The headline for this decision would appear to be (1) Lord Hoffmann’s wider approach rules out damages for loss of profit on a follow-on voyage as a matter of law, whereas (2) Lord Rodger’s narrower approach rules out damages for loss of profit on the follow-on voyage on the facts of the case. The final result (on both grounds) is that the House allowed the charterer’s appeal unanimously.

But, given that these leading speeches give contradictory results of principle (as the recoverability of loss of profit on a follow-on fixture is either a question of law or a question of fact), it is disappointing to note that an analysis of who agreed with whom and on what ground does not appear to provide the clear (thus definitive) majority decision one would hope for on such a critical and previously undecided issue.

As Lord Walker highlighted, John Weale in [2008] LMCLQ 6 suggested that the outcome of the case (prior to reaching the House) was influenced by the charterer’s concessions.

It may therefore be argued that the present decision should very much be limited to its own peculiar circumstances even though the assumption of responsibility ground has much wider implications. In order to curtail the wider ground from excluding all claims for loss of profit on a follow-on charter following late redelivery it is also perhaps best to read it as limited to the first limb of Hadley v Baxendale only (even though the English courts have tried to discourage an artificial distinction between the two limbs). This would leave scope for special circumstances to be brought to the attention of the charterer before entering the contract, so leaves scope for the scenario of Lord Rodger at [59] and perhaps in some other limited circumstances too.
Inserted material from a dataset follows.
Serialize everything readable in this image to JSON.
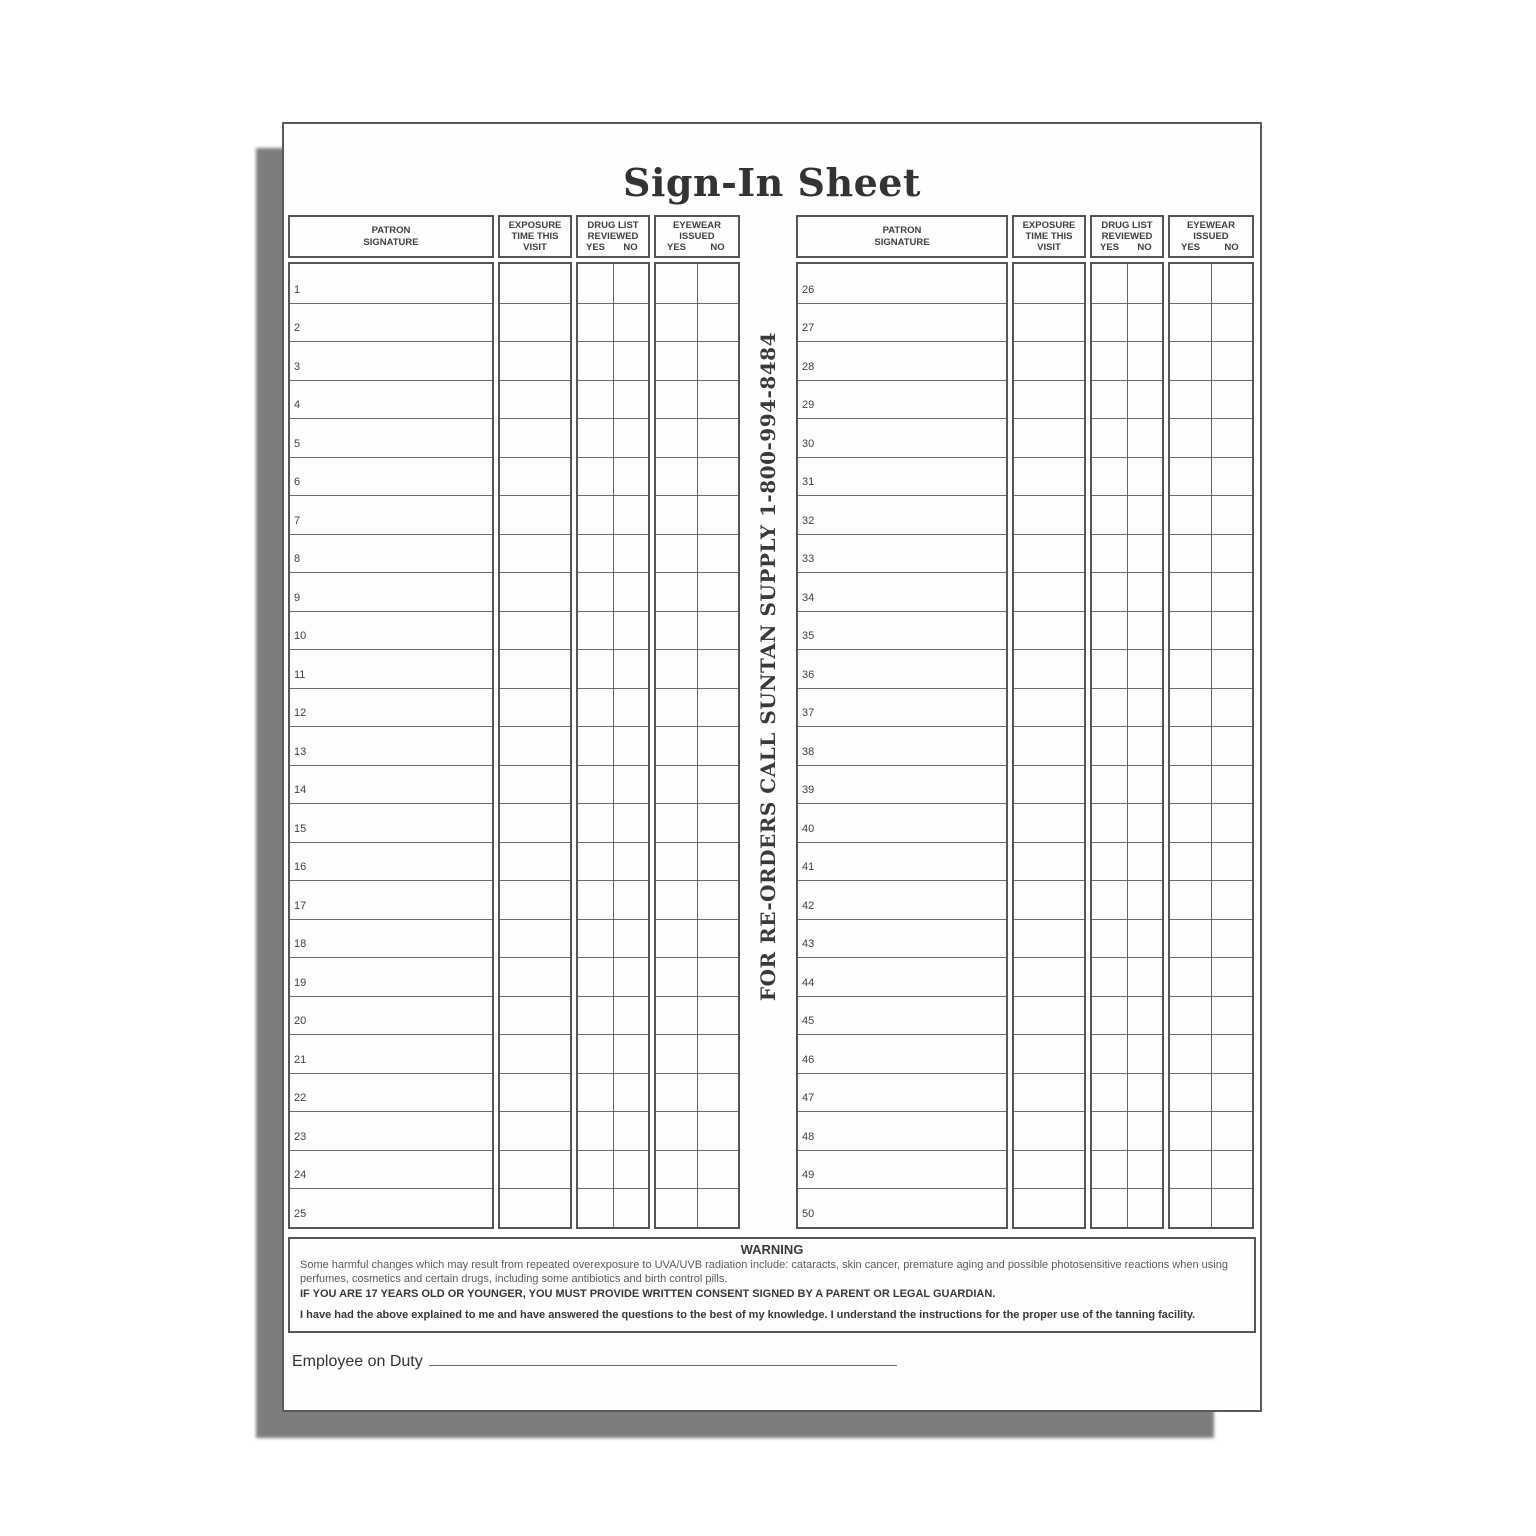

A further argument in favour of the narrower ground is that it treads with care on new territory (which has wider general application in the law of contract) by finding the one factor in the factual matrix of all the material circumstances that dictates the outcome in the present case – namely that the actual size of the loss could be deemed to be sufficiently unusual to be an unlikely result given the freak fluctuations in the freight market at that time. Those familiar with the work of Dr Martin Stopford of Clarksons Research (see for example Maritime Economics, Routledge (1997), and The Handbook of Maritime Economics and Business, LLP (2002), Chapter 10) can appreciate that sharp freight rate fluctuations happen from time to time but are in no way frequent or readily predictable, so could in the round be deemed sufficiently unusual or special circumstances that such losses of profit that result from them are of a category of loss in line with the unusual high profit loss identified in the Victoria Laundry case.